Además de su propio dolor, Gordo cargaba con el de Laura; no soportaba verla tan devastada. Delante de los demás, ella guardaba las apariencias, no se hundía nunca. Pero por la noche, sola, cuando no necesitaba fingir ante nadie, no dormía. Gordo lo sabía, ocupaba la habitación vecina, y desde su cama escuchaba el sollozo discreto, casi silencioso, pero lleno de una irreprimible tristeza. Entonces se levantaba y pegaba la cabeza contra el tabique que separaba los dos cuartos, tiritando de frío. Y también lloraba, ebrio de dolor. A veces se unía a ella; llamaba suavemente a la puerta y entraba a sentarse a su lado. A Laura le gustaba que Gordo fuese a verla, en medio de la noche, para ayudarla a sobrevivir a su desesperación. Pero, cada vez que tamborileaba en la puerta para anunciarse, se estremecía: durante una fracción de segundo, pensaba que era Palo quien llegaba, como en Wanborough, como en Lochailort, como siempre.
—¿Crees que soy gafe? —le preguntó Gordo a Claude una tarde que estaban solos.
—¿Gafe? ¿Por qué?
—¡Por todo! Por lo de Rana, Aimé, Palo, Faron. ¿Crees que es culpa mía? Creo que debería estar muerto. Díselo a tu Dios, dile que me mate. Tu pequeño Dios de mierda. La gente muere por mi culpa.
Gordo pensaba también en Melinda. La tenía siempre presente. Nunca iría a verla, lo sabía, y aquella idea le había hecho sentirse desgraciado durante mucho tiempo. La pena había pasado con los meses; el dolor cesa, pero la tristeza permanece. Su sueño también se había extinguido; adiós, dulce boda, y adiós, bonito albergue francés donde él cocinaría y ella serviría.
Claude pasó su brazo alrededor de la nuca del gigante.

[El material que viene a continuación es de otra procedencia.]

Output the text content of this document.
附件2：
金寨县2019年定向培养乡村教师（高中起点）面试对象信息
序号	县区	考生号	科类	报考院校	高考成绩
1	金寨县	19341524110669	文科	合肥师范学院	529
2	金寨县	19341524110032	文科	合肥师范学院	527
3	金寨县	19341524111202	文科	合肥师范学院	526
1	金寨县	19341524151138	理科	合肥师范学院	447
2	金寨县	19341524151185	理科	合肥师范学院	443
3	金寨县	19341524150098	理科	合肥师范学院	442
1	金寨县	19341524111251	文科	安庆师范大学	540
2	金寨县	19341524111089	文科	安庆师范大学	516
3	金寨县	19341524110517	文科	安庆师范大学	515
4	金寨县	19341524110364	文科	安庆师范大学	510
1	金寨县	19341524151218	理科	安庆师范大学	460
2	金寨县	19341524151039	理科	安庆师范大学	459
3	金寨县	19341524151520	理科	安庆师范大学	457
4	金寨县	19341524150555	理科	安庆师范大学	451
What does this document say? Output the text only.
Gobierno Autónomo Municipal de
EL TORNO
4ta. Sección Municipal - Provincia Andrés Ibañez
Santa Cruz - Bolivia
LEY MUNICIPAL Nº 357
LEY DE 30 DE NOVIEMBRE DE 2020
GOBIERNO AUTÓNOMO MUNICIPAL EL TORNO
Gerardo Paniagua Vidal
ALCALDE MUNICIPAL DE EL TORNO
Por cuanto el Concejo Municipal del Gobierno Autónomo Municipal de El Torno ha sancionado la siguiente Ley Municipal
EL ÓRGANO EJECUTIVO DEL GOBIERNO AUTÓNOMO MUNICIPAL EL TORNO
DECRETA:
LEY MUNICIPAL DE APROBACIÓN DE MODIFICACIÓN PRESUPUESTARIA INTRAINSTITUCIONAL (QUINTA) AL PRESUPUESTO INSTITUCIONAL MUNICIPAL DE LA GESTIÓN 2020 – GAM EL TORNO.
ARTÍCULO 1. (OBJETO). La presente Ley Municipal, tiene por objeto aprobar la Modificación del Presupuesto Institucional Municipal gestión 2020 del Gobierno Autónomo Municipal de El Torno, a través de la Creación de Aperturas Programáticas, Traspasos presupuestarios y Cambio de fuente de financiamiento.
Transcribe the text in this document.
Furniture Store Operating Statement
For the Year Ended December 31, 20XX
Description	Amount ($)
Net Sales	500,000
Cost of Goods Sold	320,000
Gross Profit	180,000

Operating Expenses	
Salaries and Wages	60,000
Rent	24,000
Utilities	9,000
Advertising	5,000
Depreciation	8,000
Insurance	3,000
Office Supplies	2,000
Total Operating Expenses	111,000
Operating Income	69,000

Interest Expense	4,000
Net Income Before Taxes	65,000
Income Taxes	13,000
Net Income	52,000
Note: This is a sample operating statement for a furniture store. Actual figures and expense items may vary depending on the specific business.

—No digas eso, Gordo. Conocerte es una suerte. Para todos nosotros. Y sabes que Palo te adoraba. Así que no digas eso. Ha muerto por culpa de la guerra, por culpa de los alemanes. Vamos a aplastar a los alemanes, Gordo. En nombre de nuestros muertos. Es todo lo que nos queda por hacer.
Gordo se encogió de hombros. No lo tenía tan claro. Ganar la guerra o perderla, el resultado era parecido: se seguía muriendo.
—Ya no tengo sueños, Ñoño. Una vez le dije a Palo que, sin sueños, uno se muere, como las plantas. Como Rana.
—Vamos a encontrarte un sueño.
—Me gustaría ser padre. Tener hijos, una familia. Una familia te protege; no puede pasarte nada cuando tienes una familia.
—Entonces te convertirás en padre. En un padre formidable.
Gordo estrechó el hombro de su amigo, para agradecerle el consuelo. Pero sin duda nunca sería padre; ese era el destino de los eternos solitarios.